Droit : habitation

Réactions face à l’interdiction de garder un animal dans une maison,
un logement ou un condominium

Par Me Jean Turgeon LL.L, LL.M., LL.D., avocat,
Professeur agrégé, Faculté de Droit, Université Laval
jean.turgeon@fd.ulaval.ca

RÉSUMÉ

Une clause de votre contrat d’habitation (bail ou condo) vous interdit de garder des animaux avec vous.
Devez-vous obligatoirement respecter cette clause et vous départir de votre chat, de votre chien ou d’un autre animal?
Pas nécessairement. Contrairement à la situation qui prévaut en Europe ou même en Ontario où, par exemple, la Loi de 2006 sur la location à usage d’habitation déclare nulle toute clause de bail locatif « interdisant la présence d’animaux dans l’ensemble d’habitation ou dans ses environs immédiats », la mentalité juridique au Québec est beaucoup moins évoluée. Il n’existe pas de texte de loi au Québec qui traite explicitement de la question, si bien que l’on retrouve régulièrement dans les baux de logement ou les copropriétés une telle clause prohibitive. L’absence d’une législation québécoise invalidant les clauses interdisant les animaux nécessite un examen des principes généraux que l’on retrouve dans les lois québécoises et c’est en appliquant ces principes que les auteurs et les décisions judiciaires parviennent à des conclusions favorables ou défavorables au maintien d’un animal dans un condominium ou dans un logement loué.

Le premier réflexe ou principe général venant à l’esprit de tout juriste est celui du respect des contrats signés, lesquels deviennent la loi des parties. Le juriste représentant un locateur ou une copropriété voulant interdire les animaux indique donc à son client que cette clause est valide puisqu’aucun texte de loi n’empêche de la prévoir.

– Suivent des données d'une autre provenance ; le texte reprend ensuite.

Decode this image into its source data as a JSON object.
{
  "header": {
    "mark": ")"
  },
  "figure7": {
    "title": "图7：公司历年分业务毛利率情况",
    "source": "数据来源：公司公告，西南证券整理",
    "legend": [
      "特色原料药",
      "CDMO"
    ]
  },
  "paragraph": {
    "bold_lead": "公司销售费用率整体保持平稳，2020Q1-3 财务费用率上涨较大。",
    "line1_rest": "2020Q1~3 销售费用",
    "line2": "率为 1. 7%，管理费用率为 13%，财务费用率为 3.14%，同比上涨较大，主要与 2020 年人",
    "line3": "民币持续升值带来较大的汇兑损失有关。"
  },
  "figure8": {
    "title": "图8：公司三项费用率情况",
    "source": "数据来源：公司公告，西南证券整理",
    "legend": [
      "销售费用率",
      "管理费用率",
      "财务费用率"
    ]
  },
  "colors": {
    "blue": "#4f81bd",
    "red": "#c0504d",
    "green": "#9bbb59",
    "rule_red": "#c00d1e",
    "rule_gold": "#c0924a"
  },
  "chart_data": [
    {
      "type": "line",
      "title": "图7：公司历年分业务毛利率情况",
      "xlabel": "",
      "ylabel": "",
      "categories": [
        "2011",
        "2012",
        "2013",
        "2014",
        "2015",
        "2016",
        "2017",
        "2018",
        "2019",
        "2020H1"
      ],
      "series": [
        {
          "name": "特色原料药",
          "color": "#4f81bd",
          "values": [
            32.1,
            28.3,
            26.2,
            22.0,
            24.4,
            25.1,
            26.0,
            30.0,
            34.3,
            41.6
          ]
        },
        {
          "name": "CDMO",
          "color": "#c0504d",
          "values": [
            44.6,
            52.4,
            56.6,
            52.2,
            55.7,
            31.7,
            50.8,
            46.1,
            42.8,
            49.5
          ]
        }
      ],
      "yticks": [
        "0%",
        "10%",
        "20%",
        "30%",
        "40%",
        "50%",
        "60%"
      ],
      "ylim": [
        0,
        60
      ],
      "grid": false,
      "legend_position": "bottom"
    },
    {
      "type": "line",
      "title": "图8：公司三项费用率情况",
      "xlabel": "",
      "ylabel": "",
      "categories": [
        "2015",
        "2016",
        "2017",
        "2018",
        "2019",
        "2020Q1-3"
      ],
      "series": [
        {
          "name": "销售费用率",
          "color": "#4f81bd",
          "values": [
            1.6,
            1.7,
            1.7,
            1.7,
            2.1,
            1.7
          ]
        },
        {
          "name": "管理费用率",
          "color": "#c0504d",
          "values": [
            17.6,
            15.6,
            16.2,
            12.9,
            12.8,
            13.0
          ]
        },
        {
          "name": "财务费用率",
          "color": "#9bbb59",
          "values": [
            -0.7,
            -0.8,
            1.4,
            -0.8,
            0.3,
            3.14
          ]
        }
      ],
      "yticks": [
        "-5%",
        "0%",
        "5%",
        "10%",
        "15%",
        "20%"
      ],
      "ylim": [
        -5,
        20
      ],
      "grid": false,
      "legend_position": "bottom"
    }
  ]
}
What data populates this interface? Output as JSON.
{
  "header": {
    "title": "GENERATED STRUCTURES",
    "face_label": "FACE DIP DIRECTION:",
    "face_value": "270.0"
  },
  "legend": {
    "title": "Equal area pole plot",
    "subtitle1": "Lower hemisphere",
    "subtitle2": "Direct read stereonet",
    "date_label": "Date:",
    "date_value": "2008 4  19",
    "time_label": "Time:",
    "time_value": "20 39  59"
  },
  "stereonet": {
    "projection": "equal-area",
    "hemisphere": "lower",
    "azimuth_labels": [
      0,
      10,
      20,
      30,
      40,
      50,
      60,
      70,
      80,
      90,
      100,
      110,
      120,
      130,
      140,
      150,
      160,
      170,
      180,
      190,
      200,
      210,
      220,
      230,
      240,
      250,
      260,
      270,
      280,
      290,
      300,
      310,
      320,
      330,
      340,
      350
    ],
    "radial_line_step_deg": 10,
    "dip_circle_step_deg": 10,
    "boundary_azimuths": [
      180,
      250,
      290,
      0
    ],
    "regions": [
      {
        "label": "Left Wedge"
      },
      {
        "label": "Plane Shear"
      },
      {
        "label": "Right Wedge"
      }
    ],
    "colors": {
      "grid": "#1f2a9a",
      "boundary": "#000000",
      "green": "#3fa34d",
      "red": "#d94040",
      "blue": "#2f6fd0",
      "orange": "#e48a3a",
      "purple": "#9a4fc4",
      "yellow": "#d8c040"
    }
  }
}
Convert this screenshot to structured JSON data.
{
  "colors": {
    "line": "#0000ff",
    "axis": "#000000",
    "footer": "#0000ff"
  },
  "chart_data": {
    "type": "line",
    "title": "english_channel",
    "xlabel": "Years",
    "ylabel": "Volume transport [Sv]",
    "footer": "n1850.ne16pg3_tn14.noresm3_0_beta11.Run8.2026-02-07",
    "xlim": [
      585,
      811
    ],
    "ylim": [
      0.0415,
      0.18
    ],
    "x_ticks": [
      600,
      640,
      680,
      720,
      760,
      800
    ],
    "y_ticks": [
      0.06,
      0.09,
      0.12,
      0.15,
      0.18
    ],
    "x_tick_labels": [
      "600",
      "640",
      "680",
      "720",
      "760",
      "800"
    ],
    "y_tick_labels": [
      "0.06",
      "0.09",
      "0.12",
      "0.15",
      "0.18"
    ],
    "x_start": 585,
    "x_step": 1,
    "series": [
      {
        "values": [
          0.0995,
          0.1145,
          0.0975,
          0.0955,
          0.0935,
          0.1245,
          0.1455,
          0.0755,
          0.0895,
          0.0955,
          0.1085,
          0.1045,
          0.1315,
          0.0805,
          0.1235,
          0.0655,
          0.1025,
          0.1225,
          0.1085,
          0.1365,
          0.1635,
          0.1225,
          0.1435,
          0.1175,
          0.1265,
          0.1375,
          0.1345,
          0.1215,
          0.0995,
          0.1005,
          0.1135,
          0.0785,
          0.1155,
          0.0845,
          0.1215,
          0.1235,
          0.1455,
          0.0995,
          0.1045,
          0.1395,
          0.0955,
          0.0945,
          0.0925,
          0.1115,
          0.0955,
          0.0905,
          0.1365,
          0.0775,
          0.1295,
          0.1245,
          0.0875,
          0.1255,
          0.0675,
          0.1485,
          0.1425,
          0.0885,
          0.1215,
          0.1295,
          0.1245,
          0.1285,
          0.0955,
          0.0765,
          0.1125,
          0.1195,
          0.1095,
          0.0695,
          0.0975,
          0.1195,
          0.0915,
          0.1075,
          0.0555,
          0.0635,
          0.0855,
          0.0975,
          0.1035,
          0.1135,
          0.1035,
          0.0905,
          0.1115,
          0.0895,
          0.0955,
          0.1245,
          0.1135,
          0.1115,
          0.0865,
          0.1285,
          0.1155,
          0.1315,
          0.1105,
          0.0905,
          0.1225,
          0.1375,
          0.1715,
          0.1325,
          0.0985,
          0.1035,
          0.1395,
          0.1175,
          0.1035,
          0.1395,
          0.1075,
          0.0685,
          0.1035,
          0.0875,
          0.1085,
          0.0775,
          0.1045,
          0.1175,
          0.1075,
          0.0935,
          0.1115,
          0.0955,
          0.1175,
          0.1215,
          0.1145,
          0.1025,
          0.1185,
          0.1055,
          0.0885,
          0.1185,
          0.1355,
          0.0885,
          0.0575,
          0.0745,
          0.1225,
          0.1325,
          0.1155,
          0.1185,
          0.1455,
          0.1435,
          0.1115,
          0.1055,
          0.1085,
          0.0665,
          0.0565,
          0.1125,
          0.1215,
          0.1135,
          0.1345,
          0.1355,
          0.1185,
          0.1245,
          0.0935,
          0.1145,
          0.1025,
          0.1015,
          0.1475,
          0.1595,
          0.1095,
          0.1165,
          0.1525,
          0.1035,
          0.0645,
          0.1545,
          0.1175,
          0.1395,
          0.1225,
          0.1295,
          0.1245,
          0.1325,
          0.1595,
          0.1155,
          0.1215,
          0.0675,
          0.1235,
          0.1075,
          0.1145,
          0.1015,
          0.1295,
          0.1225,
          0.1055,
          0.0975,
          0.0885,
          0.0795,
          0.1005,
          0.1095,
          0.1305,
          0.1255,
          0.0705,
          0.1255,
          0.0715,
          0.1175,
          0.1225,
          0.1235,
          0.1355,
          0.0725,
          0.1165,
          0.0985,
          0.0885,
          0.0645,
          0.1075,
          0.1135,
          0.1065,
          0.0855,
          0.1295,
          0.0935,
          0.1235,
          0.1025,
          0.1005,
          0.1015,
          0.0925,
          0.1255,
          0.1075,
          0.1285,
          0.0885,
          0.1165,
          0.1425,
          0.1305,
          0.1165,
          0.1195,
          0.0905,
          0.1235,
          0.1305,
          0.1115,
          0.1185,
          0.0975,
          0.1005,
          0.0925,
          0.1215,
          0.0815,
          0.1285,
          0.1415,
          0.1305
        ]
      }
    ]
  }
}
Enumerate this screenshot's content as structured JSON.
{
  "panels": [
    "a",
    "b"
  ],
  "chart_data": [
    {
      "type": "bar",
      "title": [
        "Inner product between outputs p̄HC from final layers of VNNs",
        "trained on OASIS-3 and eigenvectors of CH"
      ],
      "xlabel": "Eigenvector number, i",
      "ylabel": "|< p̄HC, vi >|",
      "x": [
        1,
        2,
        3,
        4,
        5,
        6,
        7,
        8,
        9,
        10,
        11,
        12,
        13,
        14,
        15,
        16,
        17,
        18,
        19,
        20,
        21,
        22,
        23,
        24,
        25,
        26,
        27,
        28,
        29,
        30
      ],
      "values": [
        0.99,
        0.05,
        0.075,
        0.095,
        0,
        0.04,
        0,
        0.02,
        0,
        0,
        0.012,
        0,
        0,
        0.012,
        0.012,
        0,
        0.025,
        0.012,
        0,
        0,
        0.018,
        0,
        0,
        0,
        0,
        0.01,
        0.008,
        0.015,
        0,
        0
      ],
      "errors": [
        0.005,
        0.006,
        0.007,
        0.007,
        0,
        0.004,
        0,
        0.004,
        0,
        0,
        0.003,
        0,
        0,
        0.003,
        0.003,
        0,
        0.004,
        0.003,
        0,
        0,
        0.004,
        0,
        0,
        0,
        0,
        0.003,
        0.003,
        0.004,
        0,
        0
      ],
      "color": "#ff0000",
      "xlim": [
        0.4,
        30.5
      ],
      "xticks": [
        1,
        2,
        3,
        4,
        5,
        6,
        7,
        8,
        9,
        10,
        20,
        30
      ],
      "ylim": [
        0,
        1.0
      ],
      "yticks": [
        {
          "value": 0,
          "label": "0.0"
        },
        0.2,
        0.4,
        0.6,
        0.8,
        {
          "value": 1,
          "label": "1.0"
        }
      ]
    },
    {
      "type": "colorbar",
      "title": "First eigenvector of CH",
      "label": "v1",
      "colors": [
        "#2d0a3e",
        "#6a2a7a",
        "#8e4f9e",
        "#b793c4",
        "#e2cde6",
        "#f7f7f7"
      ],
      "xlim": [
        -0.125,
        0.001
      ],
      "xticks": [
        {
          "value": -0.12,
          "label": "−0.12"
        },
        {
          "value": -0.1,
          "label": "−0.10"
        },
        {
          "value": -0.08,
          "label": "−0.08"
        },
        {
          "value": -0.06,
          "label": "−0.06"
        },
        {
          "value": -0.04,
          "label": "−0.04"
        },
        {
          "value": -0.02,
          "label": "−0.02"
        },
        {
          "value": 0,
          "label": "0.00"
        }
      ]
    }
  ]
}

Mais cette approche est superficielle et incomplète. Certes, le respect des contrats signés est une règle fondamentale en droit. Mais il existe désormais des exceptions importantes à cette règle qui date d’une époque révolue où l’accord des parties devait obligatoirement être respecté sauf de rarissimes exceptions relevant de l’ordre public. Le droit a considérablement évolué depuis et cela se reflète notamment dans le Code civil du Québec qui prévoit de nombreuses atténuations à ce principe.

La clause d’interdiction des animaux se retrouve dans des contrats de copropriétés (condos) et dans des baux de logement. Nous examinerons successivement ces deux situations pour conclure que cette clause ne peut être généralement reconnue valide ou appliquée.